The transitional group home was to be part of an $11 million behavioral health campus funded through the Proposition 1 ballot question, which voters rejected in May. The campus was planned for the 1000 block of West Second Street just north of the Bert Nash headquarters. Matt Faulk, Bert Nash housing program director, said the group home was to provide temporary housing for people transitioning from a behavioral health crisis.
In December 2017, the Lawrence Affordable Housing Advisory Board recommended that a $495,000 grant be awarded to Bert Nash for the construction of the group home. The advisory board makes recommendations to the Lawrence City Commission about how the money collected from the city’s 0.05 cent affordable housing sales tax should be allocated. On July 9, the board agreed to extend the availability of that grant through Oct. 31, Faulk said.
“We have to finalize a contract by the end of October to receive the grant,” he said. “The city has sent us the contract, and we’re working on it. I fully intend to have our draft of the contract back to them by the end of August.”
The advisory board’s decision came after the Douglas County Commission agreed earlier on July 9 to make $400,000 available in 2019 for the construction of the proposed transitional group home, said Jill Jolicoeur, assistant to the Douglas County administrator. She and Faulk said the County Commission’s decision was crucial in the Affordable Housing Advisory Board’s extending the $495,000 grant for the transitional group home and not reallocating the money for other projects.
“The affordable housing grant was contingent on Bert Nash securing the remainder of the funds to build the home,” Faulk said. “The county’s stepping up was huge in the advisory board’s decision.”

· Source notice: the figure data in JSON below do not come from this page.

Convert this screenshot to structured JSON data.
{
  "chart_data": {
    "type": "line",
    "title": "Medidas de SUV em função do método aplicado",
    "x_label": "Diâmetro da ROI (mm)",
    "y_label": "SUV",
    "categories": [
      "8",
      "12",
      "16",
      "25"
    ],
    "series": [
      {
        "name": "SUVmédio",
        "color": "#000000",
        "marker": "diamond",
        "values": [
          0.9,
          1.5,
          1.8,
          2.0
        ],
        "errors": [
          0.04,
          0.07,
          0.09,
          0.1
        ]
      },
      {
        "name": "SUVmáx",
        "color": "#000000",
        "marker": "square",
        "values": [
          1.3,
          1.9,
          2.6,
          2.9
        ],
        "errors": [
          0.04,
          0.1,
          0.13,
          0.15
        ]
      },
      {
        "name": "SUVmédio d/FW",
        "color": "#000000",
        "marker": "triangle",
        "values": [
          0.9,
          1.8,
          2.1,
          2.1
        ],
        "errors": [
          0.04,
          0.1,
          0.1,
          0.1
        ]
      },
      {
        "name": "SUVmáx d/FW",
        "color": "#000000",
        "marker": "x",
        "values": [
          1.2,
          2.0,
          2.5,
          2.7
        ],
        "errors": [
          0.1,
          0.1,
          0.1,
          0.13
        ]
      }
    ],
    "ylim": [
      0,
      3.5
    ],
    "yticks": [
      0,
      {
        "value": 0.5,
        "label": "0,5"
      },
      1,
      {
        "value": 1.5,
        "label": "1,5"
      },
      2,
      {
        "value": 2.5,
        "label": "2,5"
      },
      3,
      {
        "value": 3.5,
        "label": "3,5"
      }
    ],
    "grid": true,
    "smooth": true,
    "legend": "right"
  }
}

The $995,000 now available is about $200,000 less than Treanor Architects estimates it will cost to construct the group home, Faulk said. To make up the gap, the Bert Nash board of directors has been asked to consider the use of endowment funds for the project, he said.

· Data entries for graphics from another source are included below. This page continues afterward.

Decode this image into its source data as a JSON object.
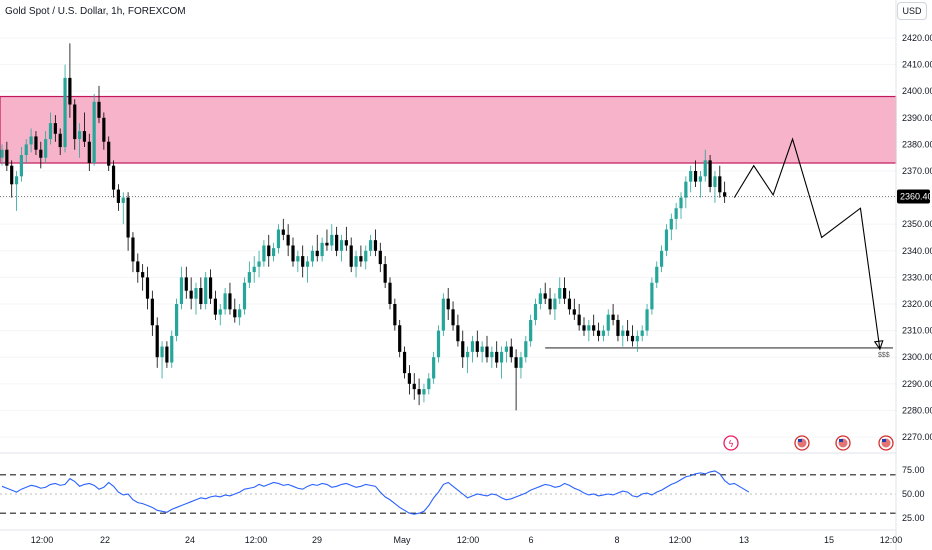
{
  "header": {
    "title": "Gold Spot / U.S. Dollar, 1h, FOREXCOM"
  },
  "currency": "USD",
  "colors": {
    "up": "#26a69a",
    "down": "#000000",
    "zone_fill": "#f7b3c9",
    "zone_border": "#c2185b",
    "rsi": "#2962ff",
    "projection": "#000000",
    "price_tag_bg": "#000000",
    "event_red": "#e91e63"
  },
  "chart_data": [
    {
      "type": "candlestick",
      "title": "Gold Spot / U.S. Dollar, 1h, FOREXCOM",
      "ylim": [
        2265,
        2432
      ],
      "y_ticks": [
        2420,
        2410,
        2400,
        2390,
        2380,
        2370,
        2360,
        2350,
        2340,
        2330,
        2320,
        2310,
        2300,
        2290,
        2280,
        2270
      ],
      "y_tick_labels": [
        "2420.00",
        "2410.00",
        "2400.00",
        "2390.00",
        "2380.00",
        "2370.00",
        "",
        "2350.00",
        "2340.00",
        "2330.00",
        "2320.00",
        "2310.00",
        "2300.00",
        "2290.00",
        "2280.00",
        "2270.00"
      ],
      "x_tick_labels": [
        "12:00",
        "22",
        "24",
        "12:00",
        "29",
        "May",
        "12:00",
        "6",
        "8",
        "12:00",
        "13",
        "15",
        "12:00"
      ],
      "last_price": 2360.4,
      "last_price_label": "2360.40",
      "supply_zone": {
        "from": 2373,
        "to": 2398
      },
      "support_line": {
        "price": 2303.5,
        "label": "$$$"
      },
      "projection_path": [
        {
          "bar": 151,
          "price": 2360
        },
        {
          "bar": 155,
          "price": 2372
        },
        {
          "bar": 159,
          "price": 2361
        },
        {
          "bar": 163,
          "price": 2382
        },
        {
          "bar": 169,
          "price": 2345
        },
        {
          "bar": 177,
          "price": 2356
        },
        {
          "bar": 181,
          "price": 2303
        }
      ],
      "candles": [
        [
          2375,
          2380,
          2372,
          2378
        ],
        [
          2378,
          2381,
          2370,
          2372
        ],
        [
          2372,
          2374,
          2360,
          2365
        ],
        [
          2365,
          2370,
          2355,
          2368
        ],
        [
          2368,
          2379,
          2366,
          2376
        ],
        [
          2376,
          2382,
          2373,
          2380
        ],
        [
          2380,
          2386,
          2377,
          2383
        ],
        [
          2383,
          2385,
          2376,
          2378
        ],
        [
          2378,
          2381,
          2371,
          2375
        ],
        [
          2375,
          2385,
          2373,
          2382
        ],
        [
          2382,
          2392,
          2380,
          2388
        ],
        [
          2388,
          2391,
          2381,
          2384
        ],
        [
          2384,
          2386,
          2376,
          2379
        ],
        [
          2379,
          2410,
          2377,
          2405
        ],
        [
          2405,
          2418,
          2390,
          2395
        ],
        [
          2395,
          2397,
          2378,
          2382
        ],
        [
          2382,
          2388,
          2375,
          2385
        ],
        [
          2385,
          2392,
          2379,
          2381
        ],
        [
          2381,
          2384,
          2370,
          2373
        ],
        [
          2373,
          2399,
          2372,
          2396
        ],
        [
          2396,
          2402,
          2388,
          2390
        ],
        [
          2390,
          2392,
          2378,
          2381
        ],
        [
          2381,
          2383,
          2370,
          2372
        ],
        [
          2372,
          2374,
          2360,
          2363
        ],
        [
          2363,
          2365,
          2355,
          2358
        ],
        [
          2358,
          2362,
          2350,
          2360
        ],
        [
          2360,
          2362,
          2340,
          2345
        ],
        [
          2345,
          2347,
          2332,
          2336
        ],
        [
          2336,
          2339,
          2328,
          2332
        ],
        [
          2332,
          2335,
          2325,
          2330
        ],
        [
          2330,
          2334,
          2318,
          2322
        ],
        [
          2322,
          2325,
          2308,
          2312
        ],
        [
          2312,
          2315,
          2296,
          2300
        ],
        [
          2300,
          2306,
          2292,
          2304
        ],
        [
          2304,
          2306,
          2296,
          2298
        ],
        [
          2298,
          2310,
          2296,
          2308
        ],
        [
          2308,
          2322,
          2306,
          2320
        ],
        [
          2320,
          2334,
          2318,
          2330
        ],
        [
          2330,
          2334,
          2322,
          2325
        ],
        [
          2325,
          2330,
          2318,
          2322
        ],
        [
          2322,
          2328,
          2316,
          2326
        ],
        [
          2326,
          2330,
          2318,
          2320
        ],
        [
          2320,
          2332,
          2318,
          2330
        ],
        [
          2330,
          2333,
          2320,
          2322
        ],
        [
          2322,
          2325,
          2314,
          2316
        ],
        [
          2316,
          2320,
          2312,
          2318
        ],
        [
          2318,
          2326,
          2316,
          2324
        ],
        [
          2324,
          2328,
          2316,
          2318
        ],
        [
          2318,
          2322,
          2313,
          2315
        ],
        [
          2315,
          2320,
          2312,
          2318
        ],
        [
          2318,
          2330,
          2316,
          2328
        ],
        [
          2328,
          2336,
          2326,
          2332
        ],
        [
          2332,
          2338,
          2328,
          2334
        ],
        [
          2334,
          2340,
          2330,
          2336
        ],
        [
          2336,
          2344,
          2334,
          2342
        ],
        [
          2342,
          2346,
          2334,
          2338
        ],
        [
          2338,
          2343,
          2336,
          2341
        ],
        [
          2341,
          2350,
          2339,
          2348
        ],
        [
          2348,
          2352,
          2344,
          2346
        ],
        [
          2346,
          2350,
          2338,
          2342
        ],
        [
          2342,
          2345,
          2334,
          2336
        ],
        [
          2336,
          2340,
          2332,
          2338
        ],
        [
          2338,
          2342,
          2330,
          2334
        ],
        [
          2334,
          2338,
          2328,
          2336
        ],
        [
          2336,
          2342,
          2334,
          2340
        ],
        [
          2340,
          2346,
          2336,
          2338
        ],
        [
          2338,
          2345,
          2336,
          2343
        ],
        [
          2343,
          2348,
          2340,
          2342
        ],
        [
          2342,
          2350,
          2340,
          2346
        ],
        [
          2346,
          2349,
          2338,
          2340
        ],
        [
          2340,
          2346,
          2336,
          2344
        ],
        [
          2344,
          2349,
          2340,
          2342
        ],
        [
          2342,
          2345,
          2332,
          2334
        ],
        [
          2334,
          2340,
          2330,
          2338
        ],
        [
          2338,
          2342,
          2334,
          2336
        ],
        [
          2336,
          2342,
          2333,
          2340
        ],
        [
          2340,
          2346,
          2338,
          2344
        ],
        [
          2344,
          2348,
          2338,
          2340
        ],
        [
          2340,
          2343,
          2332,
          2335
        ],
        [
          2335,
          2338,
          2326,
          2328
        ],
        [
          2328,
          2330,
          2318,
          2320
        ],
        [
          2320,
          2322,
          2310,
          2312
        ],
        [
          2312,
          2314,
          2300,
          2302
        ],
        [
          2302,
          2304,
          2292,
          2294
        ],
        [
          2294,
          2297,
          2286,
          2290
        ],
        [
          2290,
          2294,
          2284,
          2288
        ],
        [
          2288,
          2292,
          2282,
          2286
        ],
        [
          2286,
          2290,
          2283,
          2288
        ],
        [
          2288,
          2294,
          2286,
          2292
        ],
        [
          2292,
          2302,
          2290,
          2300
        ],
        [
          2300,
          2312,
          2298,
          2310
        ],
        [
          2310,
          2324,
          2308,
          2322
        ],
        [
          2322,
          2326,
          2314,
          2318
        ],
        [
          2318,
          2321,
          2310,
          2312
        ],
        [
          2312,
          2316,
          2304,
          2306
        ],
        [
          2306,
          2310,
          2296,
          2300
        ],
        [
          2300,
          2304,
          2294,
          2302
        ],
        [
          2302,
          2308,
          2298,
          2306
        ],
        [
          2306,
          2310,
          2300,
          2302
        ],
        [
          2302,
          2306,
          2298,
          2304
        ],
        [
          2304,
          2308,
          2298,
          2300
        ],
        [
          2300,
          2304,
          2296,
          2302
        ],
        [
          2302,
          2306,
          2296,
          2298
        ],
        [
          2298,
          2304,
          2292,
          2302
        ],
        [
          2302,
          2306,
          2298,
          2304
        ],
        [
          2304,
          2307,
          2298,
          2300
        ],
        [
          2300,
          2303,
          2280,
          2296
        ],
        [
          2296,
          2302,
          2292,
          2300
        ],
        [
          2300,
          2308,
          2298,
          2306
        ],
        [
          2306,
          2316,
          2304,
          2314
        ],
        [
          2314,
          2322,
          2312,
          2320
        ],
        [
          2320,
          2326,
          2318,
          2324
        ],
        [
          2324,
          2328,
          2320,
          2322
        ],
        [
          2322,
          2326,
          2316,
          2318
        ],
        [
          2318,
          2324,
          2314,
          2322
        ],
        [
          2322,
          2330,
          2320,
          2326
        ],
        [
          2326,
          2330,
          2320,
          2322
        ],
        [
          2322,
          2325,
          2316,
          2318
        ],
        [
          2318,
          2322,
          2314,
          2316
        ],
        [
          2316,
          2320,
          2310,
          2312
        ],
        [
          2312,
          2315,
          2308,
          2310
        ],
        [
          2310,
          2314,
          2306,
          2312
        ],
        [
          2312,
          2316,
          2308,
          2310
        ],
        [
          2310,
          2313,
          2306,
          2308
        ],
        [
          2308,
          2312,
          2306,
          2310
        ],
        [
          2310,
          2318,
          2308,
          2316
        ],
        [
          2316,
          2320,
          2312,
          2314
        ],
        [
          2314,
          2316,
          2306,
          2308
        ],
        [
          2308,
          2312,
          2304,
          2310
        ],
        [
          2310,
          2314,
          2306,
          2308
        ],
        [
          2308,
          2312,
          2304,
          2306
        ],
        [
          2306,
          2310,
          2302,
          2308
        ],
        [
          2308,
          2312,
          2306,
          2310
        ],
        [
          2310,
          2320,
          2308,
          2318
        ],
        [
          2318,
          2330,
          2316,
          2328
        ],
        [
          2328,
          2336,
          2326,
          2334
        ],
        [
          2334,
          2342,
          2332,
          2340
        ],
        [
          2340,
          2350,
          2338,
          2348
        ],
        [
          2348,
          2354,
          2344,
          2352
        ],
        [
          2352,
          2358,
          2348,
          2356
        ],
        [
          2356,
          2362,
          2352,
          2360
        ],
        [
          2360,
          2368,
          2356,
          2366
        ],
        [
          2366,
          2372,
          2362,
          2370
        ],
        [
          2370,
          2374,
          2364,
          2366
        ],
        [
          2366,
          2370,
          2360,
          2368
        ],
        [
          2368,
          2378,
          2366,
          2374
        ],
        [
          2374,
          2376,
          2362,
          2364
        ],
        [
          2364,
          2370,
          2358,
          2368
        ],
        [
          2368,
          2372,
          2360,
          2362
        ],
        [
          2362,
          2366,
          2358,
          2360.4
        ]
      ]
    },
    {
      "type": "line",
      "title": "RSI",
      "ylim": [
        20,
        80
      ],
      "y_ticks": [
        75,
        50,
        25
      ],
      "y_tick_labels": [
        "75.00",
        "50.00",
        "25.00"
      ],
      "levels": [
        70,
        30
      ],
      "midline": 50,
      "values": [
        58,
        56,
        54,
        52,
        55,
        57,
        59,
        58,
        56,
        57,
        60,
        61,
        59,
        60,
        66,
        63,
        58,
        60,
        61,
        59,
        55,
        57,
        62,
        58,
        52,
        49,
        50,
        44,
        41,
        40,
        38,
        36,
        33,
        32,
        31,
        34,
        36,
        38,
        40,
        42,
        44,
        46,
        45,
        47,
        48,
        47,
        49,
        48,
        50,
        52,
        55,
        56,
        57,
        60,
        58,
        60,
        62,
        61,
        59,
        60,
        58,
        56,
        55,
        58,
        60,
        59,
        61,
        60,
        57,
        58,
        60,
        61,
        59,
        57,
        58,
        60,
        59,
        58,
        52,
        47,
        44,
        40,
        36,
        33,
        30,
        29,
        30,
        32,
        38,
        46,
        52,
        60,
        62,
        58,
        54,
        50,
        46,
        48,
        50,
        49,
        48,
        50,
        49,
        46,
        44,
        45,
        47,
        49,
        51,
        54,
        56,
        58,
        60,
        59,
        57,
        58,
        61,
        59,
        56,
        54,
        51,
        49,
        50,
        48,
        49,
        50,
        49,
        51,
        53,
        52,
        48,
        47,
        50,
        51,
        49,
        52,
        54,
        57,
        60,
        62,
        65,
        68,
        69,
        71,
        72,
        71,
        73,
        74,
        71,
        64,
        60,
        61,
        58,
        55,
        52
      ]
    }
  ]
}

A second funding option could be an affordable housing grant through the Federal Home Loan Bank in Topeka, Faulk said.
“I’m very confident we would get a high score on our application when it’s submitted next spring,” he said.
Jolicoeur said a third alternative would be to scale back the group home to cut costs. As currently envisioned, the home would provide transitional housing for 10 to 12 residents who were moving out of a behavioral health crisis.

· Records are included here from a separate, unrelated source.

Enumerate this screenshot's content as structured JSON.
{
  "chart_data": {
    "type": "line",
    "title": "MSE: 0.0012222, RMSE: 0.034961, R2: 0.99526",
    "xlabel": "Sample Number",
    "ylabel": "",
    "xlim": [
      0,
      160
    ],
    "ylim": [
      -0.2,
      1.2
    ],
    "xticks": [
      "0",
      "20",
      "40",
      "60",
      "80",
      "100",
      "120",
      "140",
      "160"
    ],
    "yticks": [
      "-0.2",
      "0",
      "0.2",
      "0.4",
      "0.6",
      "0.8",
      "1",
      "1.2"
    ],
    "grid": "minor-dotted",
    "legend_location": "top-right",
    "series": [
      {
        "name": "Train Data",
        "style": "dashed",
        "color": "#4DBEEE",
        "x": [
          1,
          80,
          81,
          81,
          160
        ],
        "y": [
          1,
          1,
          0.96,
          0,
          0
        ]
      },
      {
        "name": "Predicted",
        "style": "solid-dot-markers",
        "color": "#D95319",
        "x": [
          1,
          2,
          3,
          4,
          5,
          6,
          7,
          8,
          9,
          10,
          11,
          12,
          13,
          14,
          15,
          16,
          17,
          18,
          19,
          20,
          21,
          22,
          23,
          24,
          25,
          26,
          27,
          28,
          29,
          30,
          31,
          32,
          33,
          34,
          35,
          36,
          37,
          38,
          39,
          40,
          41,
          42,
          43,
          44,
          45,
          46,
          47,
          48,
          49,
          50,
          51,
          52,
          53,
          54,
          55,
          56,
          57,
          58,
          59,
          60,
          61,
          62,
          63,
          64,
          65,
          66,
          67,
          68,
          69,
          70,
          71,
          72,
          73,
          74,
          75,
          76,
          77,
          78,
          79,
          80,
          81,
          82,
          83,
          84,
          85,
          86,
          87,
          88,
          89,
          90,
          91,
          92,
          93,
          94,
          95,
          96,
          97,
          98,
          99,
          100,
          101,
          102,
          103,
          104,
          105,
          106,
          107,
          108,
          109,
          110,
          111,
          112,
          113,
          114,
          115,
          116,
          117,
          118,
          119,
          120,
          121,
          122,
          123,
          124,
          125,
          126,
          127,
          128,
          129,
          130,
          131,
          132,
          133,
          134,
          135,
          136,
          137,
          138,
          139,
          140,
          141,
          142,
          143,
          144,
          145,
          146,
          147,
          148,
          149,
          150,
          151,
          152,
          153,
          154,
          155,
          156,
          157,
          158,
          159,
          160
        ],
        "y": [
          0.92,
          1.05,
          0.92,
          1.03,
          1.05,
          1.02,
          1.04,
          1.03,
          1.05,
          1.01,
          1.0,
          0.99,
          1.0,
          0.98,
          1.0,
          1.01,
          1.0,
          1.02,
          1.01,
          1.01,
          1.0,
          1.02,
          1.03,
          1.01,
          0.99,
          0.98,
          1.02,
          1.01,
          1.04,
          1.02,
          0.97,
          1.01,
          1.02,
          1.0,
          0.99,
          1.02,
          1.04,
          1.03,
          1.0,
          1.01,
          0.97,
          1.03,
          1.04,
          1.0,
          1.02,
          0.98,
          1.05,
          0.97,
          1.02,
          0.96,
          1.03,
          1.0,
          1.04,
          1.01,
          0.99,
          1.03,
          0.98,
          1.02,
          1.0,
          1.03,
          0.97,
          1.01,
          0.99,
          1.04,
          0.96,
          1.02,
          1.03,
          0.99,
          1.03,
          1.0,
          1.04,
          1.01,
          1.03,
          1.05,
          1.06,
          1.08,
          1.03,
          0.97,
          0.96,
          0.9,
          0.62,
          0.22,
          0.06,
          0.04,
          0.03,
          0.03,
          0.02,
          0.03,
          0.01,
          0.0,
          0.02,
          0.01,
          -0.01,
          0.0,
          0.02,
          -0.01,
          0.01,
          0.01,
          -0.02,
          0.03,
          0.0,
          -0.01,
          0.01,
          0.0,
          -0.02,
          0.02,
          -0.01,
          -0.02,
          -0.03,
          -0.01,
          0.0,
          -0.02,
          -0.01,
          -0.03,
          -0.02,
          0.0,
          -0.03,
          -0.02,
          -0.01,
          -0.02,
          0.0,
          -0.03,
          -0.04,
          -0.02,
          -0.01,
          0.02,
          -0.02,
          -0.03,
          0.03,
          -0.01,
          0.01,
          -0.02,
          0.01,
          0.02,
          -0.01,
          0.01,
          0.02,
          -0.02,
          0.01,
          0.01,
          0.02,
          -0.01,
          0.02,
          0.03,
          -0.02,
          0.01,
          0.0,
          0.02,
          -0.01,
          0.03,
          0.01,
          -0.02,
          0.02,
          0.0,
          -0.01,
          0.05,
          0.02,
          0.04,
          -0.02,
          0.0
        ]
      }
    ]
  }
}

The only such housing now available in Douglas County is the eight-bed Bridges program that Bert Nash offers, Faulk said. Bert Nash also partners with the Lawrence Community Shelter, but that has challenges because that setting is not specifically designed for those recovering from behavioral health crisis. By contrast, Bert Nash would provide professional around-the-clock staffing to help group home residents to re-integrate into the community, he said.
The County Commission also envisioned that an eight- to 10-unit apartment complex would join the group home on the campus. Shannon Oury, Lawrence-Douglas County Housing Authority executive director, said the apartments would provide long-term housing for those with persistent behavioral health issues.
Construction of the apartment complex wasn’t dependent on passage of Proposition 1. Oury said she always intended to build the apartments with $2 million that the Housing Authority saved from the efficient administration of previous U.S. Department of Housing and Urban Development grants.
Oury told the Journal-World previously that she was completing paperwork needed to get HUD approval to use the money on the apartments and hoped to break ground in January 2019.